Another successful day, knitting-wise.
I’m decreasing for the toe of the second Whiskey Barrel sock
– nearly done. The new skein makes a distinct break from the old one, but
fortunately the line will be hidden well within the wearer’s shoe. Such breaks
are a danger, with madtosh.
I got my five rows of Uncia done. I would have liked to add
a sixth, so as to start today with a wrong-side row. They’re easier. But it’s
wiser not to press on when tired (which I am, most of the time).
And I added another point to the edging of the Hansel Hap. I
would have liked to get a bit further forward with that, too, but bedtime
beckoned. Prince Albert has still not appeared, although much discussed. The
Queen has offered her heart and hand to Lord Melborne but he has sensibly
declined them.
Books
The big knitting news of the last two days has been the
arrival of two books – “A Shetlander’s Fair Isle Graph Book”, from Jamieson
& Smith; and the Feral Knitter’s “The Joy of Color”.
The Shetland Guild of Spinners etc set about to publish a
book of members’ Fair Isle designs, a companion to their brilliant lace book.
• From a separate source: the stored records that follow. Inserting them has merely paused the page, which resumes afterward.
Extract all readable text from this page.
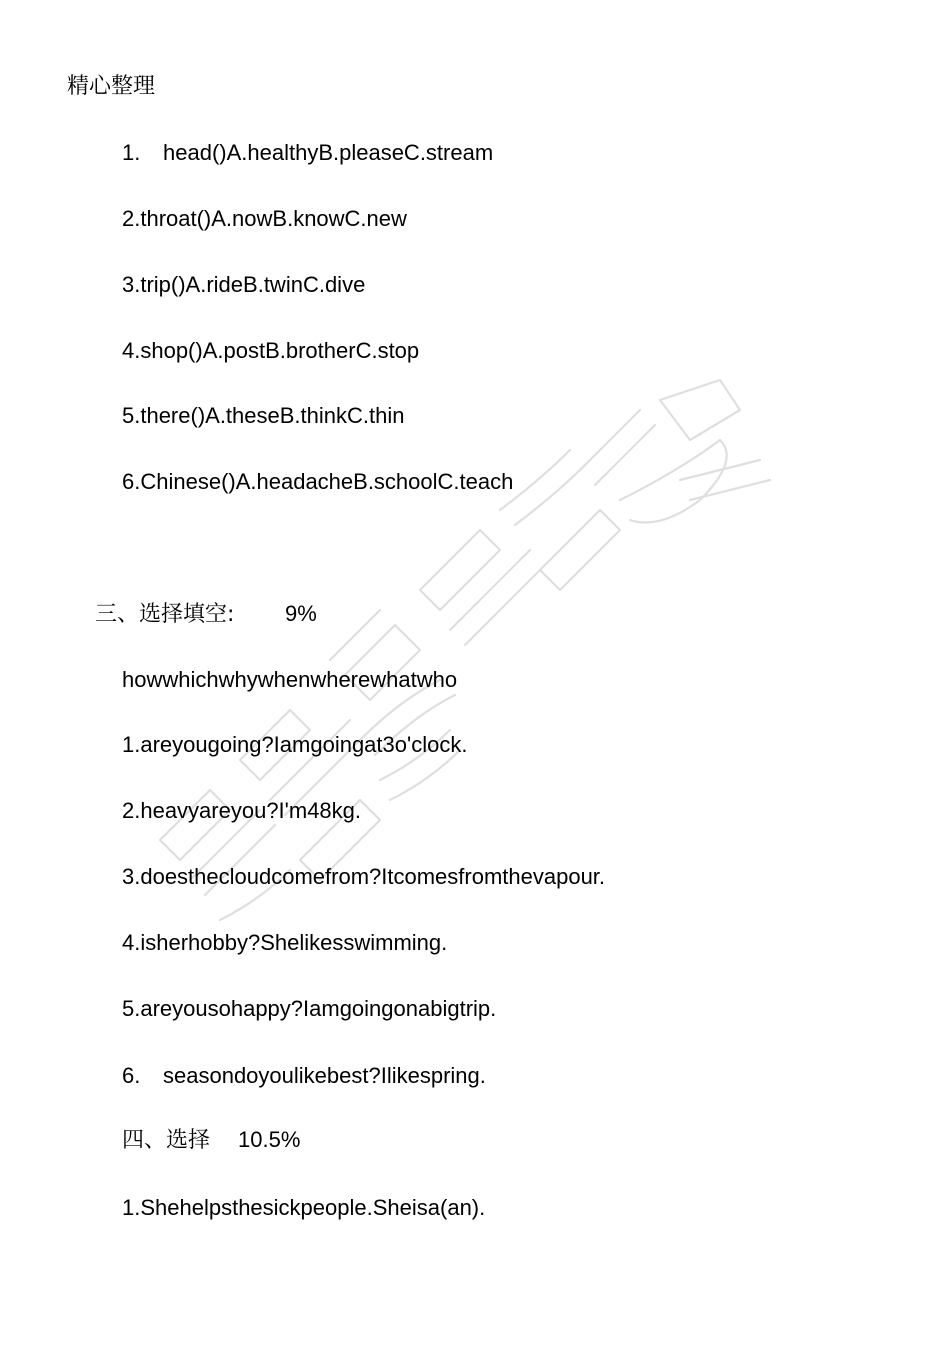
精心整理
1. head()A.healthyB.pleaseC.stream
2.throat()A.nowB.knowC.new
3.trip()A.rideB.twinC.dive
4.shop()A.postB.brotherC.stop
5.there()A.theseB.thinkC.thin
6.Chinese()A.headacheB.schoolC.teach
三、选择填空: 9%
howwhichwhywhenwherewhatwho
1.areyougoing?Iamgoingat3o'clock.
2.heavyareyou?I'm48kg.
3.doesthecloudcomefrom?Itcomesfromthevapour.
4.isherhobby?Shelikesswimming.
5.areyousohappy?Iamgoingonabigtrip.
6. seasondoyoulikebest?Ilikespring.
四、选择 10.5%
1.Shehelpsthesickpeople.Sheisa(an).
Then one of the group remembered that she had two Fair Isle graph books, given
her by the son of the knitwear manager for Anderson & Co (a broker, still
there in Lerwick, which bought knitters’ work and sold it on). She was a lace
knitter herself, and had forgotten about them.
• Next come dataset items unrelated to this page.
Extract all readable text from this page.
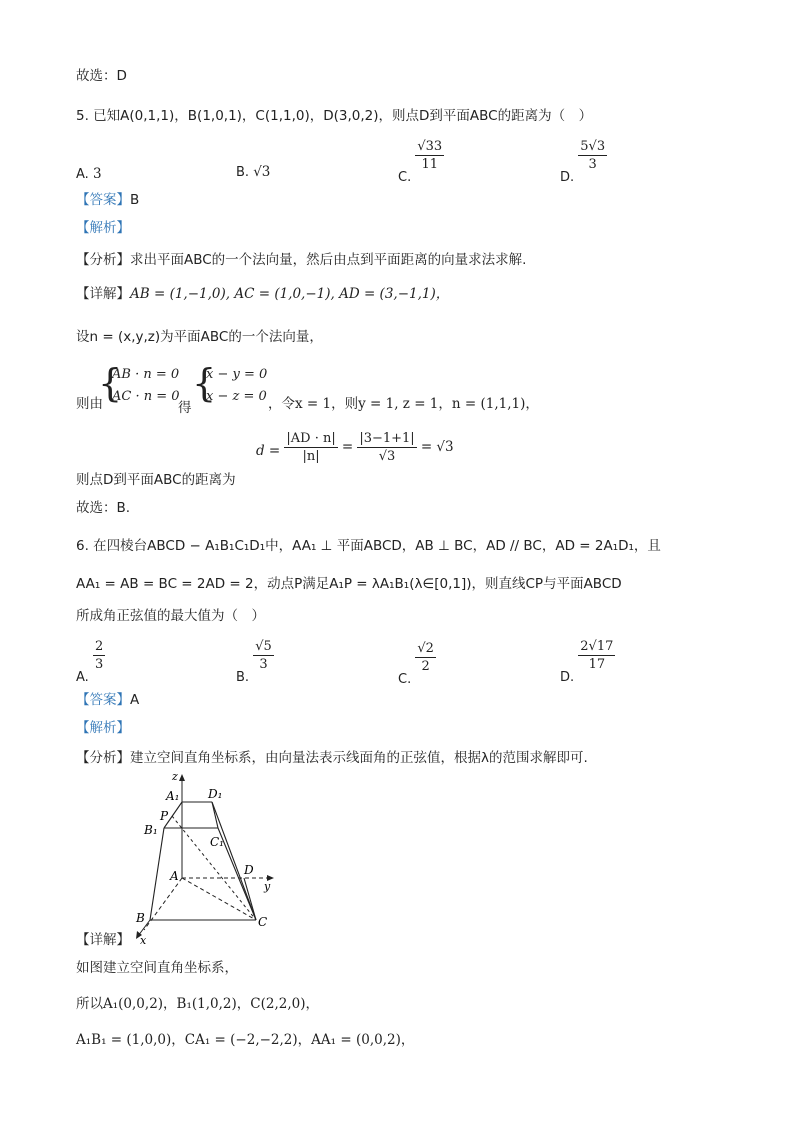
故选：D
5. 已知A(0,1,1)，B(1,0,1)，C(1,1,0)，D(3,0,2)，则点D到平面ABC的距离为（　）
A. 3	B. √3	C.
$\frac{√33}{11}$
D.
$\frac{5√3}{3}$
【答案】B
【解析】
【分析】求出平面ABC的一个法向量，然后由点到平面距离的向量求法求解.
【详解】AB = (1,−1,0), AC = (1,0,−1), AD = (3,−1,1)，
设n = (x,y,z)为平面ABC的一个法向量，
则由
{
AB · n = 0
AC · n = 0
得
{
x − y = 0
x − z = 0 ，令x = 1，则y = 1, z = 1，n = (1,1,1)，
则点D到平面ABC的距离为
$d = \frac{|AD \cdot n|}{|n|} = \frac{|3-1+1|}{√3} = √3$
故选：B.
6. 在四棱台ABCD − A₁B₁C₁D₁中，AA₁ ⊥ 平面ABCD，AB ⊥ BC，AD // BC，AD = 2A₁D₁，且
AA₁ = AB = BC = 2AD = 2，动点P满足A₁P = λA₁B₁(λ∈[0,1])，则直线CP与平面ABCD
所成角正弦值的最大值为（　）
A.
$\frac{2}{3}$
B.
$\frac{√5}{3}$
C.
$\frac{√2}{2}$
D.
$\frac{2√17}{17}$
【答案】A
【解析】
【分析】建立空间直角坐标系，由向量法表示线面角的正弦值，根据λ的范围求解即可.
z
A₁ D₁
B₁
P
C₁
D
y
A
B	C
x
【详解】
如图建立空间直角坐标系，
所以A₁(0,0,2)，B₁(1,0,2)，C(2,2,0)，
A₁B₁ = (1,0,0)，CA₁ = (−2,−2,2)，AA₁ = (0,0,2)，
They are enchanting. Page after page of Fair Isle patterns,
broad and narrow, carefully coloured in on graph paper. There is an
introduction by Carol Christiansen, the revered curator of textiles at the
Shetland Museum.
Interestingly, on an early page there is a row of swastikas.
It is a Hindu symbol of good fortune. I have used it myself, in lace, knitting
shawls for the Little Boys. But I have never seen it before on Shetland.
Christiansen says in the introduction that it doesn’t appear in Shetland
knitwear after 1934 – which probably helps date the pattern book. (My father’s
mother had a little silver spoon with good-luck symbols: a rabbit’s foot, a
four-leafed clover, a swastika. Striking, to a child – me – seeing it during
the war.)
The Guild is still working on that book of members' Fair Isle patterns, you'll be glad to hear.
“The Joy of Color” is another self-published book, and
another triumph. It’s not a pattern book, but a distillation of the workshops
Janine Bajus – the Feral Knitter -- teaches on how to design your own Fair
Isle. Meg herself contributes a forward.
I haven’t yet progressed beyond the chapter on colour, and
am, as usual, feeling bogged down in shades and tones and colour wheels, as I
do even when Franklin tries to help in his Craftsy class. I’ll report further.